さきごろ亡くなった佐野洋子さんのコーナーが子ども室にできていて、その棚で借りました。

佐野さんの絵本といえば『100万回生きたねこ』。でもちょっとビターな部分もありますよね。

この絵本は可愛らしい、ホッとできる本でありました。

あるところにおばあさんとげんきな男の子の猫が住んでいて、おばあさんは98歳。

猫は毎日魚つりに出かけて、「おばあさんも さかなつりに おいでよ」と誘いますが、おばあさんは、「だって わたしは98だもの、98のおばあさんがさかなつりをしたら にあわないわ」とことわります。

「だって わたしは98だもの。だからできない」というのがおばあさんの口癖なのです。

ところがおばあさんの99歳の誕生日の日、ちょっとした事件が起こります。

ケーキを焼くのが得意なおばあさんは、手作りケーキを焼いた後、ケーキに立てる99本のろうそくを買ってくるように、猫に頼みます。

ところが、猫は泣きながら帰ってくる。ろうそくを川に流してしまい、残ったのは5本だけだったから。

おばあさんは、「5ほんだって、ないよりましさ」といい、ろうそくをケーキに立ててもらいます。

そうして、ろうそくが5本だから、「5さいのたんじょうびおめでとう」と言って祝います。

そうして、次の朝猫におばあちゃんもつりにいこう、と言われて、いつもの口癖を言いかけて「だって わたしは 5さいだもの……」と口に出たので、そうね、5歳なんだから行ってみよう、と心も変わるのです。

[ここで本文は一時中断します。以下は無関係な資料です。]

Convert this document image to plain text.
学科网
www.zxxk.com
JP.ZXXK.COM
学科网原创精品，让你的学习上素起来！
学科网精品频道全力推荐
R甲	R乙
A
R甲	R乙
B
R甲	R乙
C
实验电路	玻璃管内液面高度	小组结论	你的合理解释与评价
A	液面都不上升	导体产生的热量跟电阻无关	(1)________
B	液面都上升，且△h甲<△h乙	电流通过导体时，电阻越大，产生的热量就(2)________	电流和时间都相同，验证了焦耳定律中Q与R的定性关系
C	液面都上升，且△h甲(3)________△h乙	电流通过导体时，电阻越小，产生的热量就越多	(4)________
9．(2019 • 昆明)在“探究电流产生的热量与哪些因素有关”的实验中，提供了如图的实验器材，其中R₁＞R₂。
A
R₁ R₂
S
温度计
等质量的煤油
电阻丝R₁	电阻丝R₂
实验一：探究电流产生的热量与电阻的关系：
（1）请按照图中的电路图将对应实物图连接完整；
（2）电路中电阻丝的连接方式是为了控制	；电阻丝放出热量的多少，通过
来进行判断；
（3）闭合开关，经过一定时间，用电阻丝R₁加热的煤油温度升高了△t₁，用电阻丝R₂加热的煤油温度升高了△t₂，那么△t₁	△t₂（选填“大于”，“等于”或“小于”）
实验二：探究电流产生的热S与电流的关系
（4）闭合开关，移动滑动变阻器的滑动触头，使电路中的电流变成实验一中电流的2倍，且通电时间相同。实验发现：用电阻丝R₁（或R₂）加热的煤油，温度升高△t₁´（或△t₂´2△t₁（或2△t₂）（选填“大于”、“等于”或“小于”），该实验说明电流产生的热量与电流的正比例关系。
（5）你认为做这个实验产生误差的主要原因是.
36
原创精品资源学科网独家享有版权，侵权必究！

おばあさんはその日、本当に久しぶりに遠くへ行って、いちにち猫と遊ぶのです。5歳の幼い女の子のように。

ああ、たまには5歳の女の子になるのもいいな、と素直に思える本でした。

あとがきに、“たくさんのたくさんのおばあさんに、この絵本を贈りたいのです。でもこれ子供の絵本でしょうって?だって、おばあさんは一番たくさん子どもの心を持っているんですもの”とありました。

でもおばあさんだけにではなく、人生の折り返し地点に立つ私のような年代の女にも、この本は心に響きました。

実際の年齢も、まわりからみる年齢も、変えることはできない。

でも、こころは、ときには自分で年齢を決めてもいいのじゃないかな、と思えたのでした。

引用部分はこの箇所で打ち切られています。